In general, LogicMonitor advocates for centralizing observability for the entire IT organization through a SaaS platform with machine learning algorithms that automatically detect real-time anomalies based on millions events captured through log data. The problem many organizations face today is decentralized observability data silos that are more complex to maintain while providing less visibility at a higher total cost, Redkar said.

The LogicMonitor platform, on the other hand, is designed to be accessible to, say, a network operations team as well as a DevOps team, he noted.

Not all organizations need to store log data forever, but Redkar said as IT management continues to evolve, more organizations are moving towards storing metrics, traces and metrics. logs for longer periods. The rise of open source agent software is also making it cheaper for organizations to capture this data in the first place.

It is not clear to what extent other observability platform vendors will provide unlimited data retention, but as the cost of storing data in the cloud continues to drop, it is evident that charging fees storage to IT organizations is becoming untenable. There will always be costs associated with storage, but it is not enough to charge additional fees beyond the base cost of the service. The only thing accomplished by charging for storage separately is to discourage IT teams from storing the data needed both to achieve observability and to better train the machine learning algorithms that reveal anomalies.
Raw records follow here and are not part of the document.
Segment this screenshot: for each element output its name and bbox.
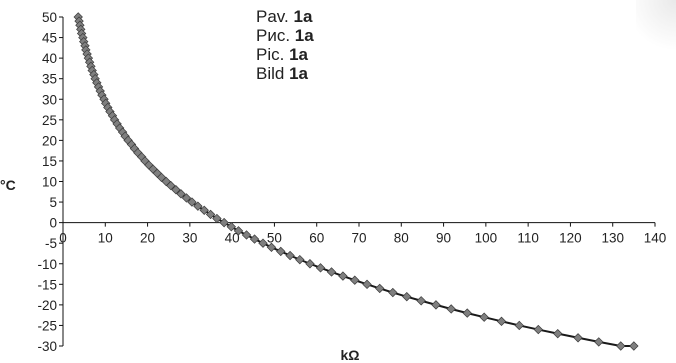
- data-point: [286, 251, 294, 259]
- figure-caption-line: Рис. 1a: [256, 26, 314, 45]
- y-axis-label: °C: [0, 177, 16, 193]
- y-tick-label: 30: [42, 92, 57, 107]
- data-point: [316, 264, 324, 272]
- data-point: [389, 288, 397, 296]
- x-tick-label: 70: [351, 231, 366, 246]
- data-point: [534, 325, 542, 333]
- caption-figure-number: 1a: [289, 45, 308, 64]
- data-point: [463, 309, 471, 317]
- caption-figure-number: 1a: [289, 64, 308, 83]
- x-tick-label: 0: [59, 231, 67, 246]
- y-tick-label: 45: [42, 31, 57, 46]
- data-point: [277, 247, 285, 255]
- data-point: [630, 342, 638, 350]
- caption-figure-number: 1a: [295, 26, 314, 45]
- data-point: [242, 231, 250, 239]
- data-point: [617, 342, 625, 350]
- x-axis-label: kΩ: [340, 347, 359, 363]
- y-tick-label: -5: [45, 236, 57, 251]
- y-tick-label: 25: [42, 113, 57, 128]
- data-point: [306, 260, 314, 268]
- data-point: [417, 297, 425, 305]
- y-tick-label: 0: [49, 216, 57, 231]
- figure-caption-line: Bild 1a: [256, 64, 309, 83]
- x-tick-label: 10: [98, 231, 113, 246]
- data-point: [220, 218, 228, 226]
- caption-figure-number: 1a: [293, 7, 312, 26]
- y-tick-label: -30: [37, 339, 57, 354]
- data-point: [432, 301, 440, 309]
- y-tick-label: 15: [42, 154, 57, 169]
- y-tick-label: 50: [42, 10, 57, 25]
- caption-prefix: Bild: [256, 64, 289, 83]
- x-tick-label: 110: [517, 231, 539, 246]
- y-tick-label: -15: [37, 277, 57, 292]
- data-point: [327, 268, 335, 276]
- data-point: [363, 280, 371, 288]
- y-tick-label: 5: [49, 195, 57, 210]
- x-tick-label: 20: [140, 231, 155, 246]
- caption-prefix: Pic.: [256, 45, 289, 64]
- y-tick-label: 10: [42, 175, 57, 190]
- x-tick-label: 90: [436, 231, 451, 246]
- data-point: [595, 338, 603, 346]
- caption-prefix: Рис.: [256, 26, 295, 45]
- x-tick-label: 130: [601, 231, 624, 246]
- x-tick-label: 140: [644, 231, 667, 246]
- x-tick-label: 80: [394, 231, 409, 246]
- y-tick-label: 20: [42, 133, 57, 148]
- figure-caption-line: Pic. 1a: [256, 45, 309, 64]
- x-tick-label: 60: [309, 231, 324, 246]
- y-tick-label: -25: [37, 318, 57, 333]
- data-point: [296, 255, 304, 263]
- data-point: [515, 321, 523, 329]
- x-tick-label: 120: [559, 231, 582, 246]
- data-point: [574, 334, 582, 342]
- data-point: [447, 305, 455, 313]
- x-tick-label: 30: [182, 231, 197, 246]
- x-tick-label: 100: [475, 231, 498, 246]
- data-point: [403, 292, 411, 300]
- figure-caption-line: Pav. 1a: [256, 7, 313, 26]
- y-tick-label: 40: [42, 51, 57, 66]
- y-tick-label: 35: [42, 72, 57, 87]
- caption-prefix: Pav.: [256, 7, 293, 26]
- data-point: [339, 272, 347, 280]
- series-1: [74, 13, 638, 350]
- y-tick-label: -20: [37, 298, 57, 313]
- data-point: [351, 276, 359, 284]
- data-point: [480, 313, 488, 321]
- data-point: [376, 284, 384, 292]
- x-tick-label: 50: [267, 231, 282, 246]
- data-point: [250, 235, 258, 243]
- data-point: [554, 329, 562, 337]
- y-tick-label: -10: [37, 257, 57, 272]
- data-point: [497, 317, 505, 325]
Observability, in one form or another, has been a fundamental tenet of DevOps best practices for years. Initially, DevOps teams focused on continuous monitoring as the most effective way to proactively manage application environments. Observability platforms with machine learning algorithms allow events to be correlated so that analysis tools can more easily identify abnormal behavior in real time. With this information, it becomes much easier for IT teams to resolve issues faster.

In fact, there may even come a day when the so-called “war room” meetings that are called to identify the cause of a computer problem through a careful process of elimination are no longer necessary. In the meantime, however, the total number of IT incidents that actually cause disruption is expected to steadily decline, even as IT environments become more complex.